ピエール商会は中規模だが信用されている商会だ。騎士団と契約できたのは、代々騎士団長を務めてきたレノー家の推薦があったからだ。シリル・レノーもピエール商会あるいはジャンと取り引きをしていたはず。
それが、この裁判でピエール商会との取り引きはなくなってしまった。ピエール商会からレノー家へあったであろうキックバックがなくなり、レノー家は使える手駒がひとつ減ってしまった。
「それで、次に契約した商会がブライアン・カンテの紹介なのね……」
財務署のトップ、ロボットのようなブライアン・カンテの推薦ならば間違いないだろう。金銭の横領があった後なので、商会は徹底的に調べ上げられたはずだ。
「ピエール商会を失ってまで、騎士団長の座をレノー家のものにしたかったということ……?」
「そうではないかと思っています。レノー家の栄光は過去のもの、騎士団にしがみつくしかないのです」
報告書をめくり、シリル・レノーとレノー家に関する箇所を読んでいく。
レノー家は代々武官を輩出しており、戦争で武功を上げて侯爵となった家だ。騎士団で実権を握っているレノー家だが、戦争が終わって和平が結ばれると、次第に権力を失っていった。

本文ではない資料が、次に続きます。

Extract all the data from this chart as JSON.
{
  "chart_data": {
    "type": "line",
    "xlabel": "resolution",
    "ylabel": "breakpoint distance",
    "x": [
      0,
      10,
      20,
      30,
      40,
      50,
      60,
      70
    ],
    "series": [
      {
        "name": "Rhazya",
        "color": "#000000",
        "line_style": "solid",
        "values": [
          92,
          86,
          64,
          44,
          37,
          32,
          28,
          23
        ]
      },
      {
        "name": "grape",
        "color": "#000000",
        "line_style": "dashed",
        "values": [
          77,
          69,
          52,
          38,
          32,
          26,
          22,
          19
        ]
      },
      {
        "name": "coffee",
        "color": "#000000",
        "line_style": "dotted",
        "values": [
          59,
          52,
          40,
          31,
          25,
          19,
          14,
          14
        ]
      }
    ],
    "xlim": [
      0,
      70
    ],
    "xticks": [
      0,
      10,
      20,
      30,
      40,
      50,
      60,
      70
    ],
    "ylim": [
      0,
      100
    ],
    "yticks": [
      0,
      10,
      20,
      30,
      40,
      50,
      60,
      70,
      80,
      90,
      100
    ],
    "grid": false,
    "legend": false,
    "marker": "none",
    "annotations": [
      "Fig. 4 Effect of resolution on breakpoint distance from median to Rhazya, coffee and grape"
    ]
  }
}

レノー家が騎士団に固執している状況で、一年前に騎士団長になったのがテオバルト・ヴァレリーだった。
ヴァレリー家は代々文官を輩出していて、レノー家とは折り合いが悪い。文官になれという圧力の中で見習いとして入団したテオバルト・ヴァレリーは、総当たり戦で優勝して団長となった。
優勝者には団長となる権利が与えられ、代々レノー家が優勝してきた。総当たり戦の翌日、騎士団長であったクレイグ・レノーは騎士団を辞めた。

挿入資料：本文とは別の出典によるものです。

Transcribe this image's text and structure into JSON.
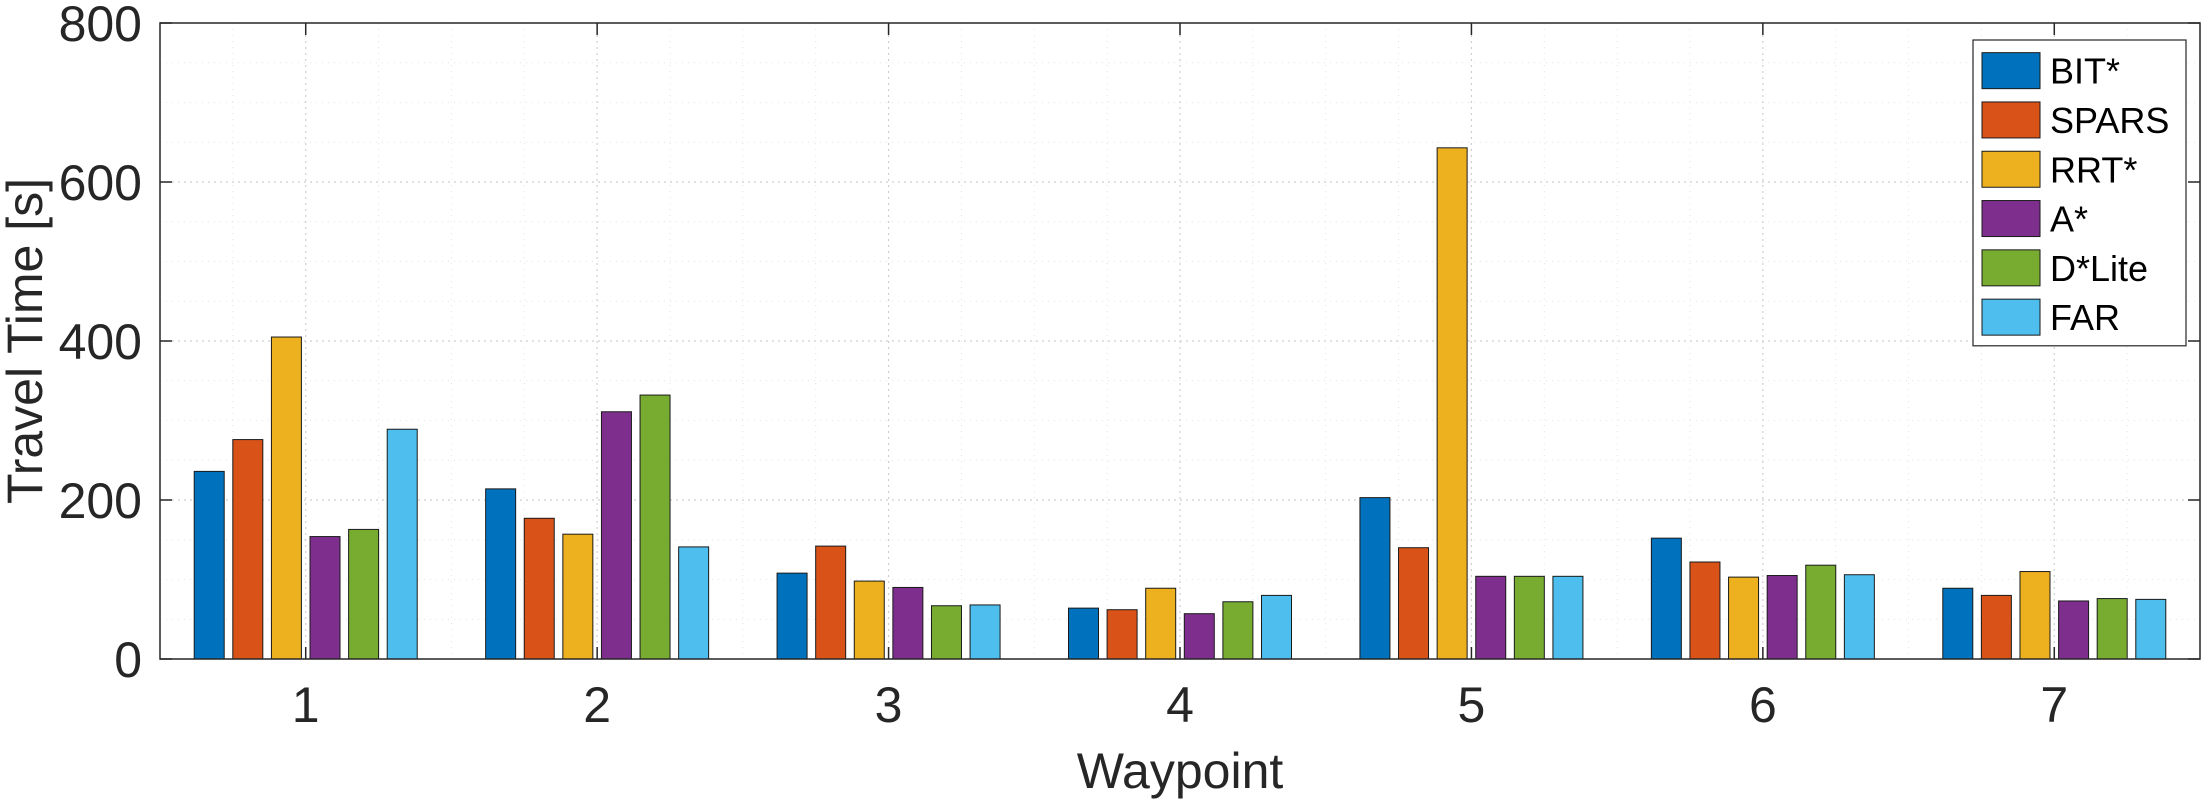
{
  "chart_data": {
    "type": "bar",
    "title": "",
    "xlabel": "Waypoint",
    "ylabel": "Travel Time [s]",
    "categories": [
      "1",
      "2",
      "3",
      "4",
      "5",
      "6",
      "7"
    ],
    "ylim": [
      0,
      800
    ],
    "yticks": [
      "0",
      "200",
      "400",
      "600",
      "800"
    ],
    "grid": true,
    "legend_position": "top-right",
    "series": [
      {
        "name": "BIT*",
        "color": "#0072BD",
        "values": [
          236,
          214,
          108,
          64,
          203,
          152,
          89
        ]
      },
      {
        "name": "SPARS",
        "color": "#D95319",
        "values": [
          276,
          177,
          142,
          62,
          140,
          122,
          80
        ]
      },
      {
        "name": "RRT*",
        "color": "#EDB120",
        "values": [
          405,
          157,
          98,
          89,
          643,
          103,
          110
        ]
      },
      {
        "name": "A*",
        "color": "#7E2F8E",
        "values": [
          154,
          311,
          90,
          57,
          104,
          105,
          73
        ]
      },
      {
        "name": "D*Lite",
        "color": "#77AC30",
        "values": [
          163,
          332,
          67,
          72,
          104,
          118,
          76
        ]
      },
      {
        "name": "FAR",
        "color": "#4DBEEE",
        "values": [
          289,
          141,
          68,
          80,
          104,
          106,
          75
        ]
      }
    ]
  }
}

プライドの高いクレイグ・レノーには耐えられなかったのだろう。ちなみにテオバルトは、クレイグとシリルの二人と戦っているが、どちらにも勝っている。
「クレイグ・レノーが計画してシリルが実行したのかしら」
ゲームではシリル・レノーがひとりで計画し実行したと自白したが、実際は違ったのではないだろうか。レノー家を守るため、シリル・レノーはすべての罪を被ったのだ。
「証拠さえあればいいのですが、すべて消されております。申し訳ございません」
「リックが謝ることはないわ。レノー家は用意万端にしてから裁判を起こしたはずだもの。何か見落としがないか、もう少し考えてみるわ。リックも、何かわかれば教えてちょうだい」
「すぐにお伝えいたします」
リックを見送ってから、部屋に戻って考え込む。
状況を知れば知るほど、テオバルトの冤罪はレノー家が作り上げたものだと思えてしまう。実際、ゲームではシリル・レノーが犯人だったのだから。
「そうだ、裁判に提出された証拠を実際に見に行ってみようかしら? 確か申請すれば見られたはず。あとは騎士団の方々が、テオバルト様の潔白を証明できる何かを知っていればいいけれど……」
うまくいかないかもしれないが、希望がないよりマシだ。今は昼前で、どこかへ行く時間は十分にある。
父と兄と昼食を一緒にする約束をしているので、ハンカチに刺繍をしながら昼食の時間になるのを待つことにした。アデルは刺繍が上手ではないが、それでもアランとベルナールならば喜んで受け取ってくれると確信していた。
家族そろっての和やかな昼食を終え、外出することを告げて支度を終えたアデルの元へ、三郎がやってきた。